5. Por outro lado, é evidente que, pela aplicação de sanções aos Advogados de Estado, por considerá-los “co-autores” de ilegalidades ou de irregularidades de gestão administrativa pública em razão de sua atuação funcional, os órgãos de contas estariam se substituindo, sem o devido fundamento constitucional e sem o devido processo legal, aos órgãos colegiados de controle e, ainda com maior razão, aos próprios órgãos judiciais, em suas respectivas funções constitucionalmente privativas de controle e de imposição de sanções.

6. Todavia, essa usurpação de funções sancionatórias sobre Advogados de Estado, a que se arrogam as Cortes de Contas, por si só inconstitucional, por se dar em violação da autonomia funcional de que gozam os órgãos exercentes das funções essenciais à justiça, ainda mais se agrava quando vem aplicada sob o fundamento de pretendida “solidariedade”, porque:

1º - tanto no juízo corporativo interno do ato advocatício tout court, como atividade privativa dos órgãos colegiados, conformados por seus pares advogados;

2º - quanto no juízo corporativo interno do ato advocatício de Estado, privativa dos órgãos colegiados, conformados por seus pares advogados de Estado;

3º - quanto, por fim, no juízo jurisdicional externo do ato advocatício, não importando se for ato privado ou público, como competência dos órgãos do Judiciário – se tem que quaisquer sanções, como a de imposição pecuniária, que decorram de imputação de falta profissional de advogado, depende inafastavelmente da prova de culpa ou de dolo, sempre formada em processo próprio, perante órgãos competentes, em que seja franqueada ampla defesa.

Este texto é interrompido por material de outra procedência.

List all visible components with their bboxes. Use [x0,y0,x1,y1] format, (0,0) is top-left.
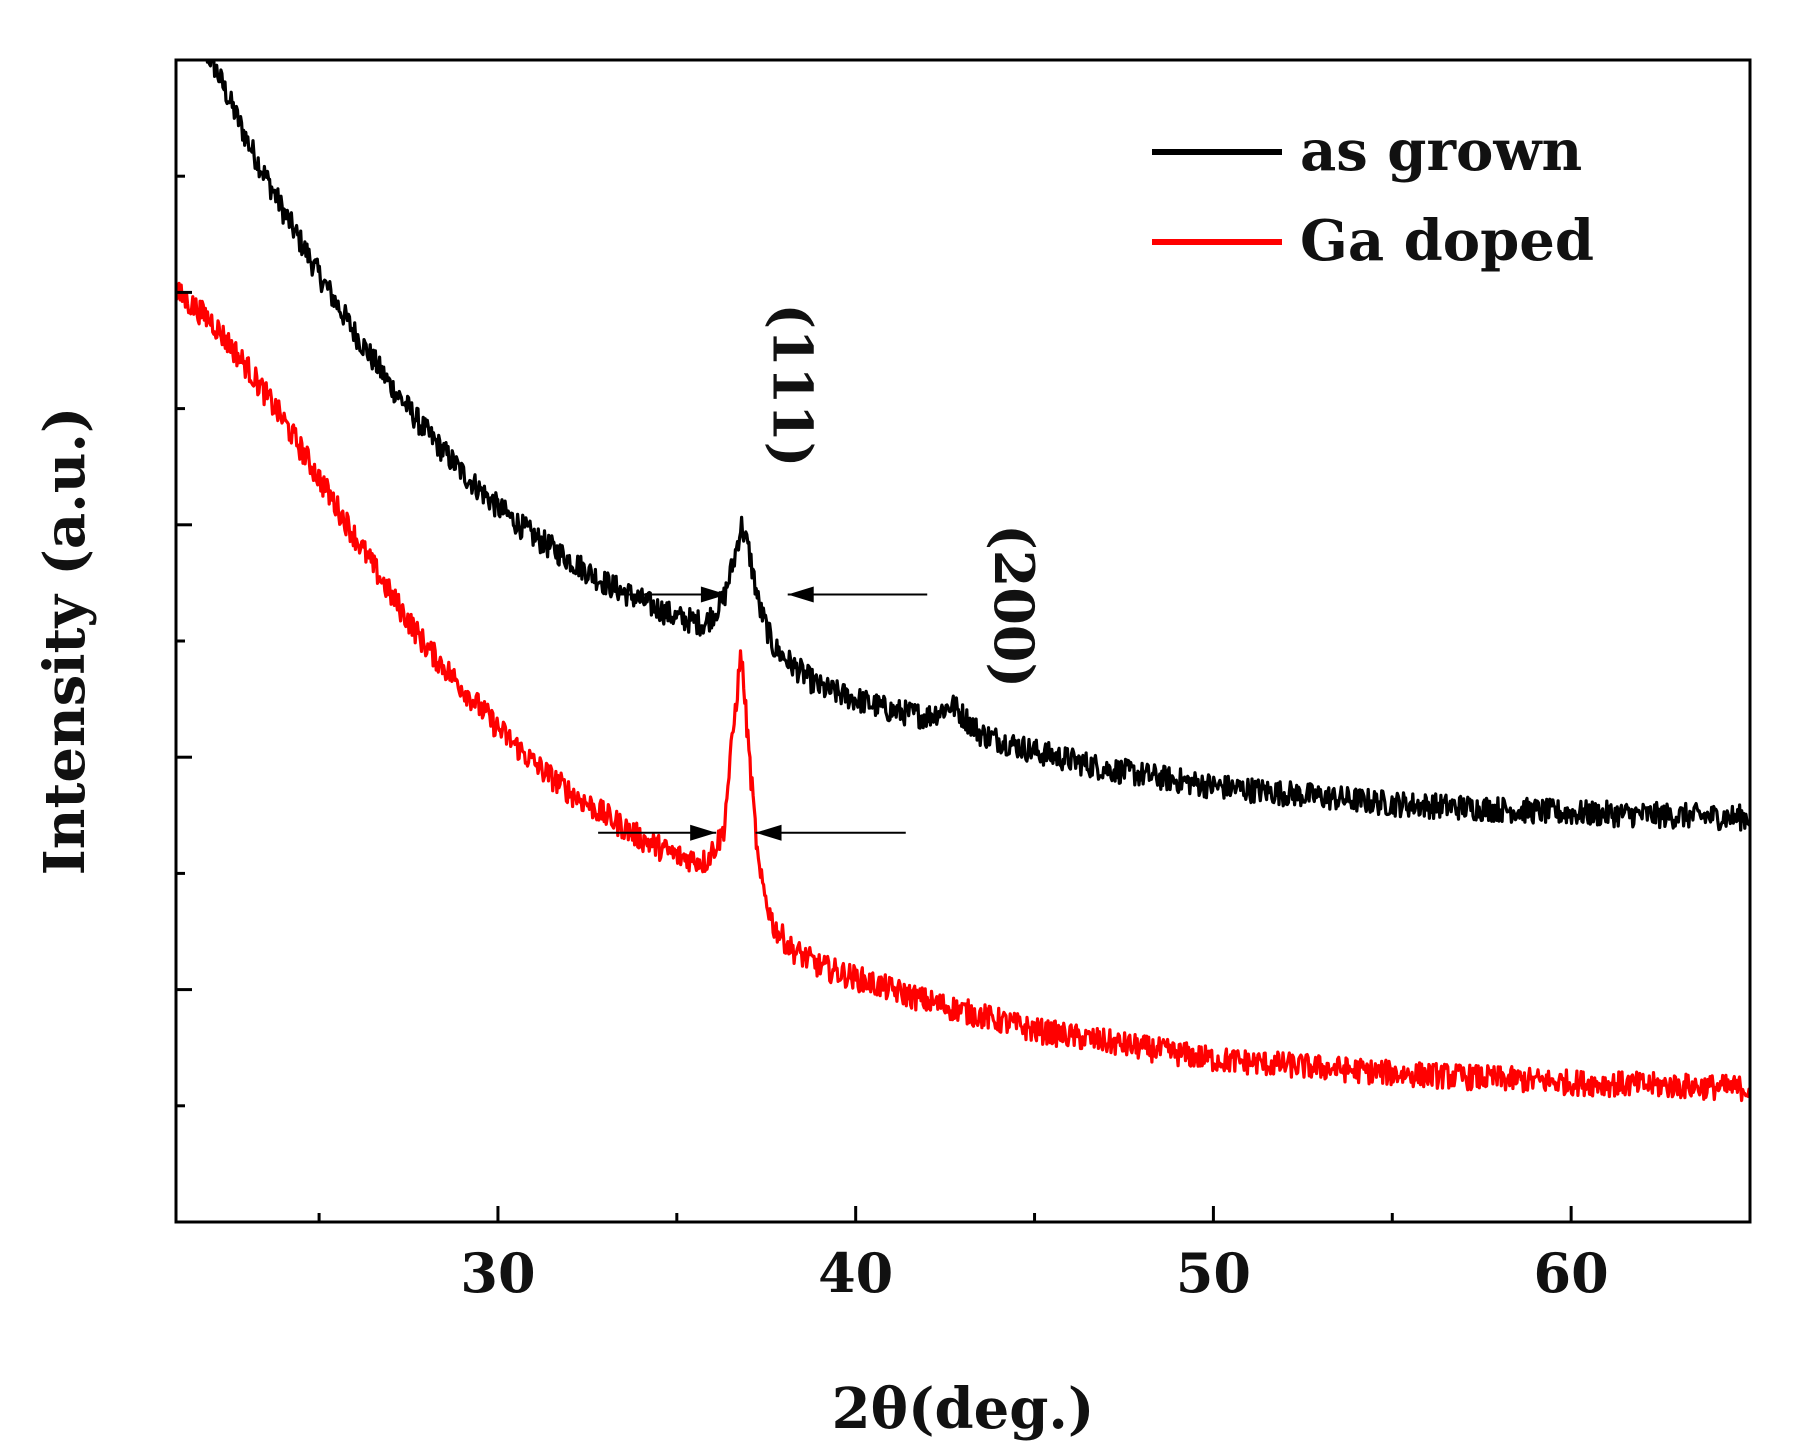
fwhm-arrow-ga-doped-left [598,824,717,841]
peak-annotations: (111) (200) [760,303,1046,688]
legend: as grown Ga doped [1152,118,1594,274]
legend-label-ga-doped: Ga doped [1300,208,1594,274]
x-tick-label: 50 [1176,1241,1251,1305]
axis-ticks: 30 40 50 60 [176,174,1609,1305]
plot-area [176,60,1750,1103]
x-tick-label: 60 [1534,1241,1609,1305]
fwhm-arrow-as-grown-left [616,586,727,603]
series-line-as-grown [205,60,1750,832]
fwhm-arrow-as-grown-right [787,586,928,603]
peak-label-111: (111) [760,303,824,467]
y-axis-label: Intensity (a.u.) [32,407,98,876]
fwhm-arrow-ga-doped-right [755,824,906,841]
legend-label-as-grown: as grown [1300,118,1582,184]
peak-label-200: (200) [982,524,1046,688]
x-axis-label: 2θ(deg.) [832,1376,1095,1442]
x-tick-label: 40 [818,1241,893,1305]
series-line-ga-doped [176,281,1750,1103]
x-tick-label: 30 [460,1241,535,1305]
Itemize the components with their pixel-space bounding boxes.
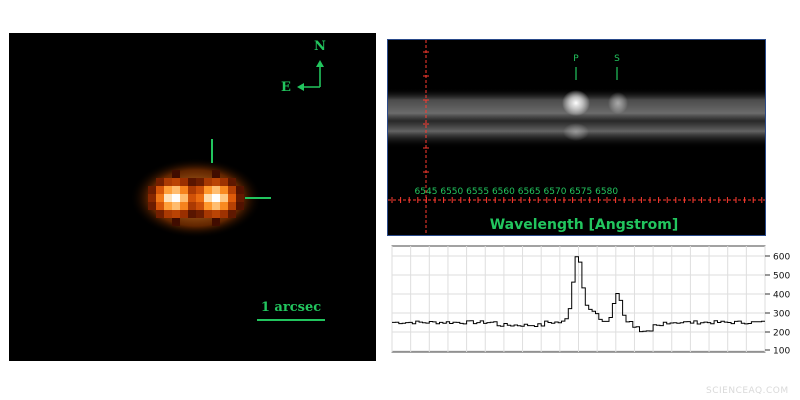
blob-pixel [156, 186, 164, 194]
profile-y-tick-label: 500 [773, 272, 790, 282]
blob-pixel [180, 202, 188, 210]
blob-pixel [180, 210, 188, 218]
wavelength-tick-label: 6570 [544, 187, 567, 197]
marker-p-label: P [573, 54, 579, 64]
blob-pixel [180, 186, 188, 194]
profile-y-tick-label: 200 [773, 329, 790, 339]
blob-pixel [196, 194, 204, 202]
wavelength-tick-label: 6550 [440, 187, 463, 197]
north-arrow-icon [316, 60, 324, 67]
blob-pixel [172, 194, 180, 202]
blob-pixel [220, 186, 228, 194]
blob-pixel [204, 186, 212, 194]
blob-pixel [164, 202, 172, 210]
blob-pixel [164, 186, 172, 194]
emission-spot-p-lower [563, 123, 589, 141]
blob-pixel [148, 202, 156, 210]
blob-pixel [204, 178, 212, 186]
blob-pixel [220, 178, 228, 186]
marker-s-label: S [614, 54, 620, 64]
blob-pixel [220, 210, 228, 218]
profile-panel: 600 500 400 300 200 100 [389, 244, 797, 357]
blob-pixel [212, 210, 220, 218]
wavelength-axis-label: Wavelength [Angstrom] [490, 217, 679, 233]
emission-spot-p [562, 90, 590, 116]
blob-pixel [188, 210, 196, 218]
profile-canvas: 600 500 400 300 200 100 [391, 245, 790, 357]
cursor-ticks [391, 51, 763, 203]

7. A Advocacia de Estado – por derradeiro, como de resto qualquer dos ramos de seu antigo e respeitável ministério, necessita de segurança e de serenidade para uma atuação profícua, em benefício dos sagrados valores que deve sustentar e, no Estado Democrático de Direito, desde logo o são dignidade humana e cidadania – tem no medo o seu pior inimigo.

Notas do Autor:

32 Art. 38, parágrafo único, da Lei nº 8.666, de 21 de junho de 1.993 (com a redação dada pela Lei 8.883, de 8 de junho de 1994). (n/grifo).
33 MS 24.631, Relator o Min. Joaquim Barbosa (nossos grifos para caracterizar a tipologia inovada nessas decisões).
34 A este respeito, até a promulgação da Carta Política de 1988 era perfeitamente plausível a inclusão do Parecer jurídico na categoria geral dos pareceres administrativos, porque não se havia destacado constitucionalmente as funções essenciais à justiça e, entre elas, a função de advocacia de Estado.
35 “Art. 71. (...) - VIII – aplicar aos responsáveis, em caso de ilegalidade de despesa ou irregularidade de contas, as sanções previstas em lei...”

Revista de Direito da Procuradoria Geral do Estado do Rio de Janeiro, no. 63, ainda no prelo e em fase de revisão de provas gráficas, mas cujo artigo foi publicado na íntegra no site da PGR-RJ, de onde foi extraído.